Definition
Ovarian cancer is a malignant tumor originating from the ovary, often arising from epithelial cells, though it can also develop from germ cells or stromal cells.
- Most common type: Epithelial ovarian carcinoma (~90%).
- Subtypes: Serous, endometrioid, clear cell, mucinous, Brenner tumor.
Epidemiology
- Usually diagnosed in postmenopausal women (median age ~63).
- Often diagnosed at advanced stages due to vague symptoms.
- Lifetime risk: ~1–2% in general population.
Risk Factors
- Genetic: BRCA1/2 mutations, Lynch syndrome.
- Family history: First-degree relative with ovarian/breast cancer.
- Reproductive factors: Nulliparity, early menarche, late menopause.
- Protective factors: Oral contraceptives, parity, breastfeeding.
Pathogenesis
- High-grade serous carcinoma (HGSC): TP53 mutations, often from fallopian tube fimbriae.
- Low-grade serous carcinoma (LGSC): KRAS, BRAF mutations.
- Other subtypes have distinct molecular alterations (e.g., PTEN in endometrioid, ARID1A in clear cell).
Clinical Features
- Abdominal bloating, pain, early satiety
- Urinary frequency, constipation
- Ascites, pleural effusion in advanced disease
- Often late-stage diagnosis (FIGO III–IV)
Diagnostics
- Imaging: Ultrasound, CT, MRI of pelvis/abdomen.
- Tumor markers: CA-125 (high in epithelial ovarian cancer).
- Histopathology: Confirms subtype.
- Molecular testing: BRCA1/2, HRD, MSI, PD-L1 as needed for therapy planning.
Treatment (Oncology Pharmacy Focus)
Surgery
- Cytoreductive (debulking) surgery
- Goal: no gross residual tumor.
- Can be primary or interval after neoadjuvant chemotherapy.
- First-line: Platinum + taxane (Carboplatin + Paclitaxel)
- Intraperitoneal chemotherapy: Selected cases.
- Dose-dense regimens may improve outcomes in some patients.
Targeted / Maintenance Therapy
- PARP inhibitors: Olaparib, Niraparib, Rucaparib (especially in BRCA-mutated or HRD-positive tumors).
- Bevacizumab: Anti-VEGF, used in combination with chemo or maintenance.

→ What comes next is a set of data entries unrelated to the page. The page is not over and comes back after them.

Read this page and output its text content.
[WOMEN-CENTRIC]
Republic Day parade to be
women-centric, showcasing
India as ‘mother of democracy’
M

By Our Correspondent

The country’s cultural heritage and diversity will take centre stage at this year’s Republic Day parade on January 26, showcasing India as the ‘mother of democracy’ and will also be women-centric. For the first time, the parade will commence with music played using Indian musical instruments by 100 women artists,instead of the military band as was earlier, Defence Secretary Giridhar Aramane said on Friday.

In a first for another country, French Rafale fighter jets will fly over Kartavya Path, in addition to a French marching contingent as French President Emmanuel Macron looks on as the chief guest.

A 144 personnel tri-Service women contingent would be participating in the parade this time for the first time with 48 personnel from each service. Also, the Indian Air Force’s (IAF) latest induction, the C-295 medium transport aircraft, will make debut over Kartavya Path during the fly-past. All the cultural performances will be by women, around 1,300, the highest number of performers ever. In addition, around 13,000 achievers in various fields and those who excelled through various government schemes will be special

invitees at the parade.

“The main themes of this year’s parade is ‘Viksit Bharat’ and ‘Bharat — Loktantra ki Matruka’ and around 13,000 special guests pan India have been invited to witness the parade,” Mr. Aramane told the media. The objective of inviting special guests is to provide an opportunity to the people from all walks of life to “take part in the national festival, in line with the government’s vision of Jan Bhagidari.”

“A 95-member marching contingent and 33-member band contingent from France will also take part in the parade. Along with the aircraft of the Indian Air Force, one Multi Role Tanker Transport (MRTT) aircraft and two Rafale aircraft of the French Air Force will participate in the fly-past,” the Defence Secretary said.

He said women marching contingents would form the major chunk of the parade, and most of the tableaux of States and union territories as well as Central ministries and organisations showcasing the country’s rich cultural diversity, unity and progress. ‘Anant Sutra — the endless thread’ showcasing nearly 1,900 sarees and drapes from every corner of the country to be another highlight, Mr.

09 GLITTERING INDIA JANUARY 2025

- Immunotherapy: For MSI-H/dMMR tumors (Pembrolizumab).
Supportive Care
- Antiemetics (5-HT3 antagonists, NK1 antagonists)
- Growth factor support if neutropenia occurs
- Thromboprophylaxis due to high VTE risk
Prognosis
- Dependent on stage at diagnosis, residual tumor after surgery, and molecular profile.
- High-grade serous: aggressive, median survival ~40–50 months if treated optimally.
- Low-grade serous: slower progression, relatively chemoresistant.